## Introduction to Dual Spaces

 When you have a finite-dimensional vector space V (in quantum mechanics they are, as a rule, complex spaces), then the space of all linear complex valued functions (linear functionals) on V is of the same dimension as V. It is called the dual of V. But when V is infinite dimensional, then you may want your functionals to be continuous in some topology. This way you get the topological dual. The weaker continuity conditions you impose on your functionals (always linear), the more functionals are included in the dual. In QM we take for V some dense vector subspace of the Hilbert space H, impose some appropriate topology, and then build the dual V*. Normally we get natural embeddings: $$V\subset H\subset V^*$$ This is how Gelfand's triples come into live. You "momentum eigenstates" can be then considered as vectors in V*. But V* is no longer a Hilbert space. Therefore scalar products between momentum eigenstates are not defined as finite "numbers".

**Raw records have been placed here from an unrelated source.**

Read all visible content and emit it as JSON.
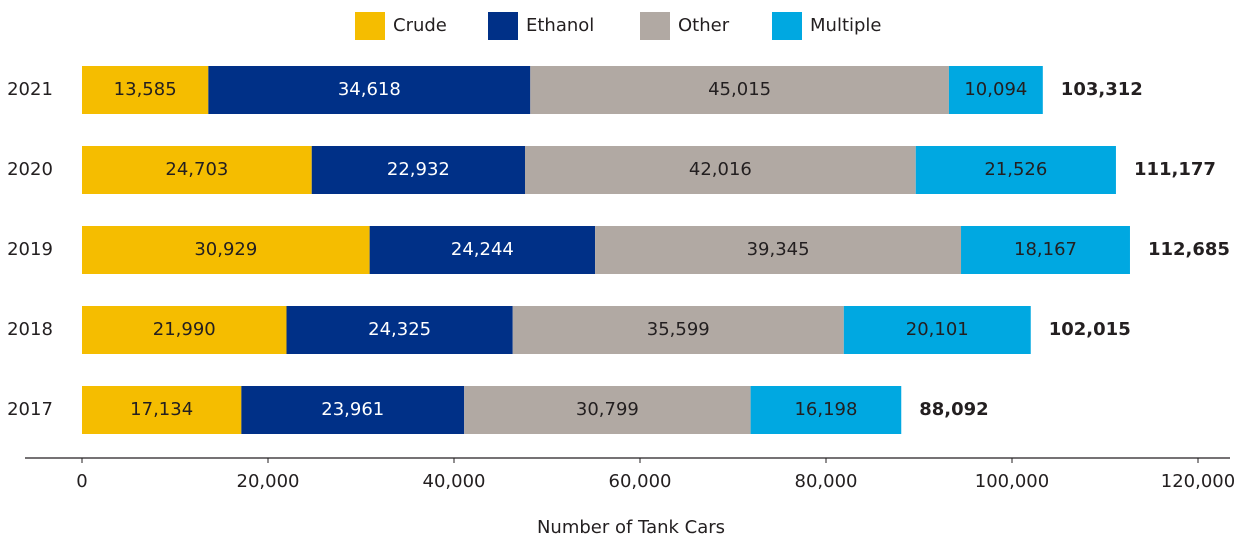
{
  "chart_data": {
    "type": "stacked-barh",
    "categories": [
      "2021",
      "2020",
      "2019",
      "2018",
      "2017"
    ],
    "series": [
      {
        "name": "Crude",
        "color": "#f5bd00",
        "label_color": "#231f20",
        "values": [
          13585,
          24703,
          30929,
          21990,
          17134
        ],
        "value_labels": [
          "13,585",
          "24,703",
          "30,929",
          "21,990",
          "17,134"
        ]
      },
      {
        "name": "Ethanol",
        "color": "#003087",
        "label_color": "#ffffff",
        "values": [
          34618,
          22932,
          24244,
          24325,
          23961
        ],
        "value_labels": [
          "34,618",
          "22,932",
          "24,244",
          "24,325",
          "23,961"
        ]
      },
      {
        "name": "Other",
        "color": "#b1a9a3",
        "label_color": "#231f20",
        "values": [
          45015,
          42016,
          39345,
          35599,
          30799
        ],
        "value_labels": [
          "45,015",
          "42,016",
          "39,345",
          "35,599",
          "30,799"
        ]
      },
      {
        "name": "Multiple",
        "color": "#00a8e1",
        "label_color": "#231f20",
        "values": [
          10094,
          21526,
          18167,
          20101,
          16198
        ],
        "value_labels": [
          "10,094",
          "21,526",
          "18,167",
          "20,101",
          "16,198"
        ]
      }
    ],
    "totals": [
      103312,
      111177,
      112685,
      102015,
      88092
    ],
    "total_labels": [
      "103,312",
      "111,177",
      "112,685",
      "102,015",
      "88,092"
    ],
    "x_label": "Number of Tank Cars",
    "xlim": [
      0,
      120000
    ],
    "xticks": [
      0,
      {
        "value": 20000,
        "label": "20,000"
      },
      {
        "value": 40000,
        "label": "40,000"
      },
      {
        "value": 60000,
        "label": "60,000"
      },
      {
        "value": 80000,
        "label": "80,000"
      },
      {
        "value": 100000,
        "label": "100,000"
      },
      {
        "value": 120000,
        "label": "120,000"
      }
    ],
    "legend": "top",
    "grid": false
  }
}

 if you have a vector space $V$, then the dual space $V^*$ is just the set of all real-valued linear functions on $V$ (commonly called linear functionals). This set is a vector space itself, and they mention isomorphisms because it has the same dimension as the original vector space $V$, which for finite-dimensional vector spaces makes them isomorphic. so, the dual space is just all the functions that take a vector in your vector space as input and then return a number.